Regular followers of the AHEYM blog will know that one of the ways in which many Jews of Ukrainian small towns express their Jewish identity is through food customs.  They often associate holidays with food and speak of sharp distinctions between Jewish and non-Jewish modes of eating.  Today's clip looks at a couple of the other ways that Jews expressed their identity in the 1930s—through prayer and pilgrimage to the graves of Hasidic rebbes.  

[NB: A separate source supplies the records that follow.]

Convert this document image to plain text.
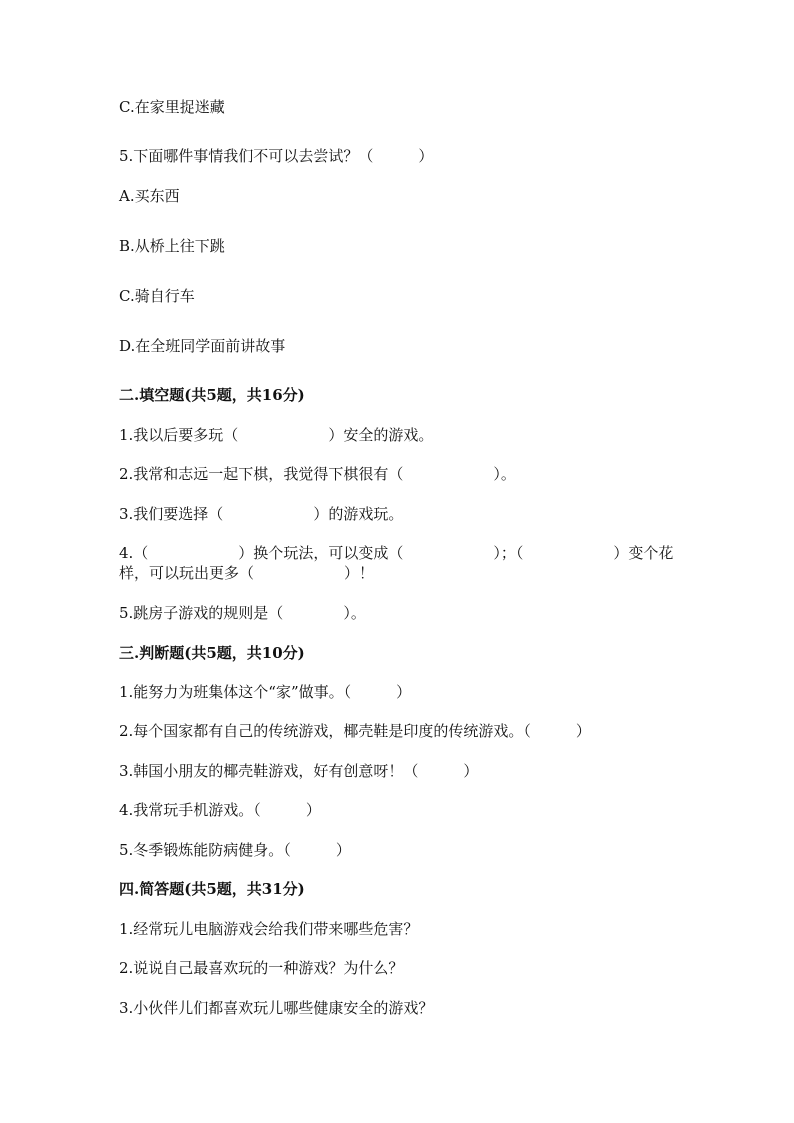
C.在家里捉迷藏
5.下面哪件事情我们不可以去尝试？（　　　）
A.买东西
B.从桥上往下跳
C.骑自行车
D.在全班同学面前讲故事
二.填空题(共5题，共16分)
1.我以后要多玩（　　　　　　）安全的游戏。
2.我常和志远一起下棋，我觉得下棋很有（　　　　　　）。
3.我们要选择（　　　　　　）的游戏玩。
4.（　　　　　　）换个玩法，可以变成（　　　　　　）；（　　　　　　）变个花样，可以玩出更多（　　　　　　）！
5.跳房子游戏的规则是（　　　　）。
三.判断题(共5题，共10分)
1.能努力为班集体这个“家”做事。（　　　）
2.每个国家都有自己的传统游戏，椰壳鞋是印度的传统游戏。（　　　）
3.韩国小朋友的椰壳鞋游戏，好有创意呀！（　　　）
4.我常玩手机游戏。（　　　）
5.冬季锻炼能防病健身。（　　　）
四.简答题(共5题，共31分)
1.经常玩儿电脑游戏会给我们带来哪些危害？
2.说说自己最喜欢玩的一种游戏？为什么？
3.小伙伴儿们都喜欢玩儿哪些健康安全的游戏？
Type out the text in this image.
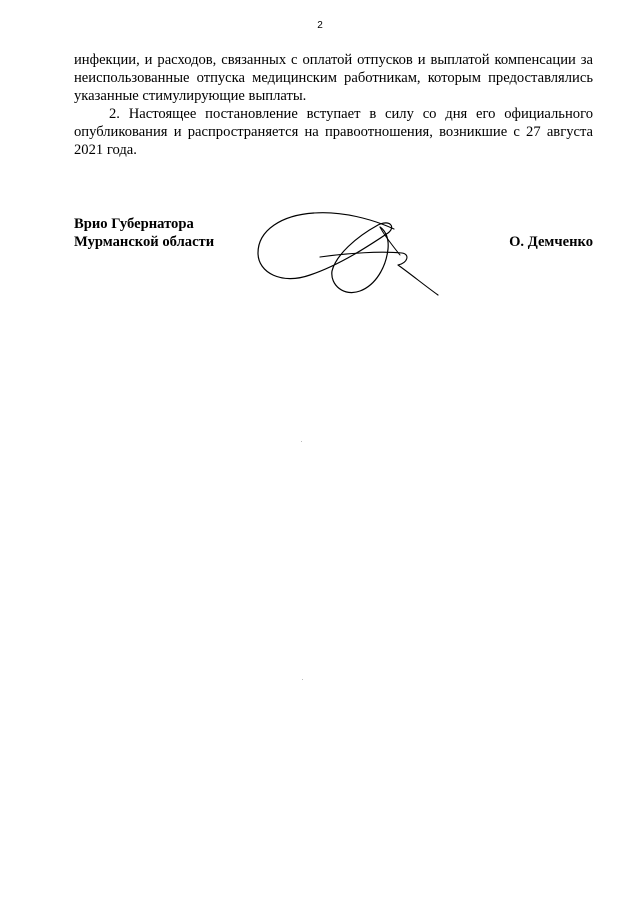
2

инфекции, и расходов, связанных с оплатой отпусков и выплатой компенсации за неиспользованные отпуска медицинским работникам, которым предоставлялись указанные стимулирующие выплаты.

2. Настоящее постановление вступает в силу со дня его официального опубликования и распространяется на правоотношения, возникшие с 27 августа 2021 года.

Врио Губернатора
Мурманской области	О. Демченко
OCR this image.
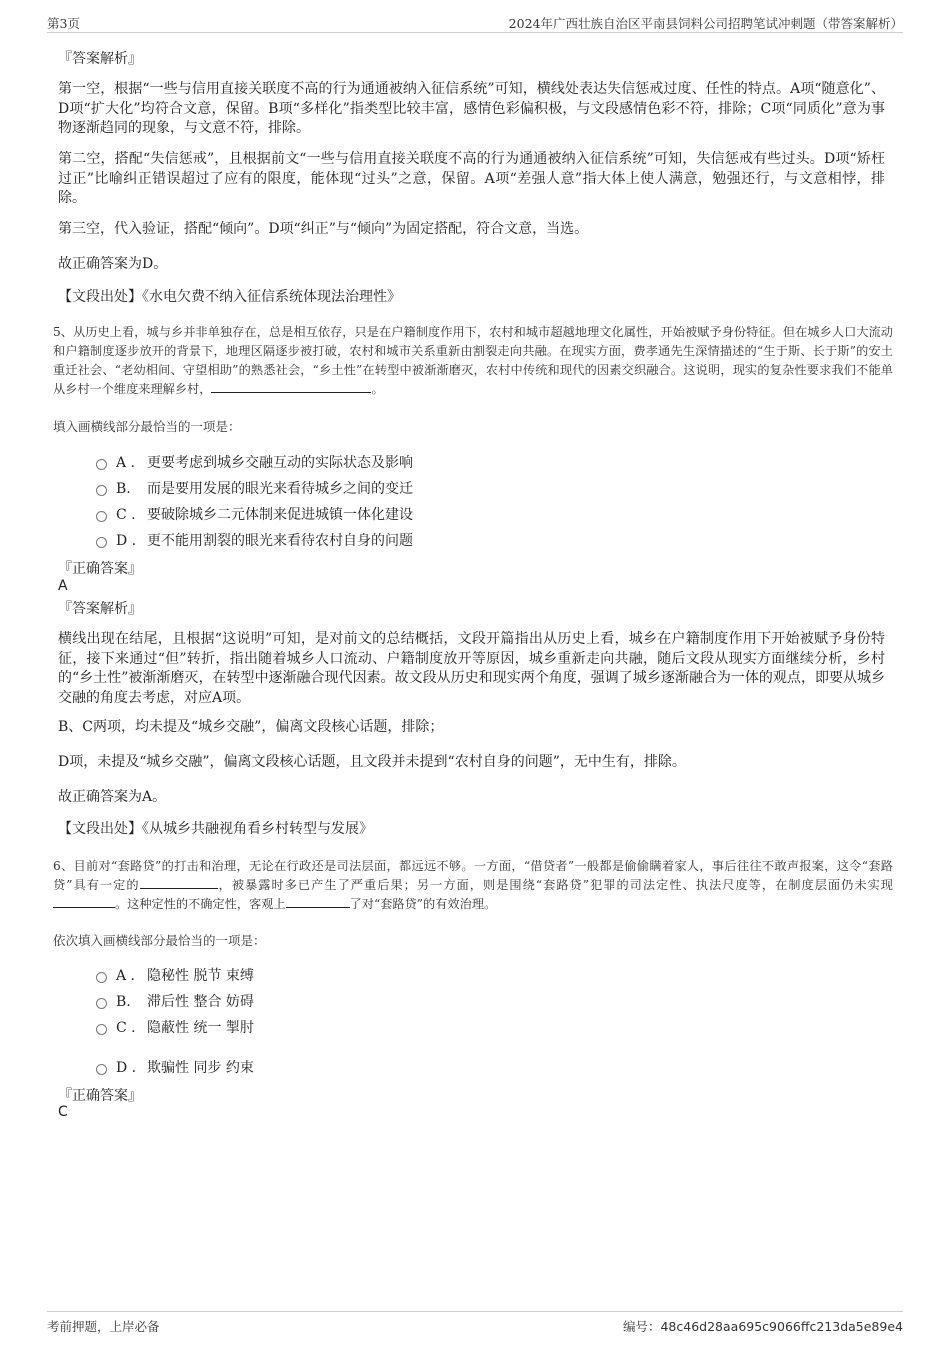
第3页	2024年广西壮族自治区平南县饲料公司招聘笔试冲刺题（带答案解析）
『答案解析』
第一空，根据“一些与信用直接关联度不高的行为通通被纳入征信系统”可知，横线处表达失信惩戒过度、任性的特点。A项“随意化”、D项“扩大化”均符合文意，保留。B项“多样化”指类型比较丰富，感情色彩偏积极，与文段感情色彩不符，排除；C项“同质化”意为事物逐渐趋同的现象，与文意不符，排除。
第二空，搭配“失信惩戒”，且根据前文“一些与信用直接关联度不高的行为通通被纳入征信系统”可知，失信惩戒有些过头。D项“矫枉过正”比喻纠正错误超过了应有的限度，能体现“过头”之意，保留。A项“差强人意”指大体上使人满意，勉强还行，与文意相悖，排除。
第三空，代入验证，搭配“倾向”。D项“纠正”与“倾向”为固定搭配，符合文意，当选。
故正确答案为D。
【文段出处】《水电欠费不纳入征信系统体现法治理性》
5、从历史上看，城与乡并非单独存在，总是相互依存，只是在户籍制度作用下，农村和城市超越地理文化属性，开始被赋予身份特征。但在城乡人口大流动和户籍制度逐步放开的背景下，地理区隔逐步被打破，农村和城市关系重新由割裂走向共融。在现实方面，费孝通先生深情描述的“生于斯、长于斯”的安土重迁社会、“老幼相间、守望相助”的熟悉社会，“乡土性”在转型中被渐渐磨灭，农村中传统和现代的因素交织融合。这说明，现实的复杂性要求我们不能单从乡村一个维度来理解乡村，	。
填入画横线部分最恰当的一项是：
A . 更要考虑到城乡交融互动的实际状态及影响
B. 而是要用发展的眼光来看待城乡之间的变迁
C . 要破除城乡二元体制来促进城镇一体化建设
D . 更不能用割裂的眼光来看待农村自身的问题
『正确答案』
A
『答案解析』
横线出现在结尾，且根据“这说明”可知，是对前文的总结概括，文段开篇指出从历史上看，城乡在户籍制度作用下开始被赋予身份特征，接下来通过“但”转折，指出随着城乡人口流动、户籍制度放开等原因，城乡重新走向共融，随后文段从现实方面继续分析，乡村的“乡土性”被渐渐磨灭，在转型中逐渐融合现代因素。故文段从历史和现实两个角度，强调了城乡逐渐融合为一体的观点，即要从城乡交融的角度去考虑，对应A项。
B、C两项，均未提及“城乡交融”，偏离文段核心话题，排除；
D项，未提及“城乡交融”，偏离文段核心话题，且文段并未提到“农村自身的问题”，无中生有，排除。
故正确答案为A。
【文段出处】《从城乡共融视角看乡村转型与发展》
6、目前对“套路贷”的打击和治理，无论在行政还是司法层面，都远远不够。一方面，“借贷者”一般都是偷偷瞒着家人，事后往往不敢声报案，这令“套路贷”具有一定的	，被暴露时多已产生了严重后果；另一方面，则是围绕“套路贷”犯罪的司法定性、执法尺度等，在制度层面仍未实现。这种定性的不确定性，客观上	了对“套路贷”的有效治理。
依次填入画横线部分最恰当的一项是：
A . 隐秘性 脱节 束缚
B. 滞后性 整合 妨碍
C . 隐蔽性 统一 掣肘
D . 欺骗性 同步 约束
『正确答案』
C
考前押题，上岸必备	编号：48c46d28aa695c9066ffc213da5e89e4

Many synagogues were closed during the anti-religious campaigns of the 1920s and 1930s, forcing those who continued to practice to do so outside of the official synagogue.  Judaism does not require a formal structure, such as a synagogue, for prayer; it only requires a prayer quorum, or minyan, for the recitation of certain prayers.  Thus, those who continued to practice could do so in private homes.  Believers established minyans that met clandestinely when there was no synagogue available.   Reports from local authorities indicate that they were aware of the presence of minyans, but for the most part chose not to act against them, so long as the members were predominantly elderly and were not attracting the youth away from Communism.   


In this clip, Maria Yakuta, who was born in Teplik in 1921, recalls how her father would go to a minyan to pray.  She also discusses how her father would make pilgrimages to the graves of Hasidic rebbes, particularly Nahman of Bratslav (also known as Nahman of Uman).  Largely neglected in the postwar period, the graves of Hasidic rebbes have once again become popular sites of pilgrimage both for Hasidic Jews from around the world and for the local Ukrainian population—Jewish and Christian—who sometimes ascribe supernatural properties to the graves.  

In the selected clip, the viewer also sees Dov-Ber's interest in the linguistic properties of the Yiddish language.  Dov-Ber asks Yakuta to repeat certain phrases in order to hear her dialect precisely, and he is very interested in the terminology she uses to describe the rebbe.  Whereas she describes him as a "pious Jew," Dov-Ber is curious to see whether the archaic term for a Hasidic rebbe, "a good Jew," still has any resonance.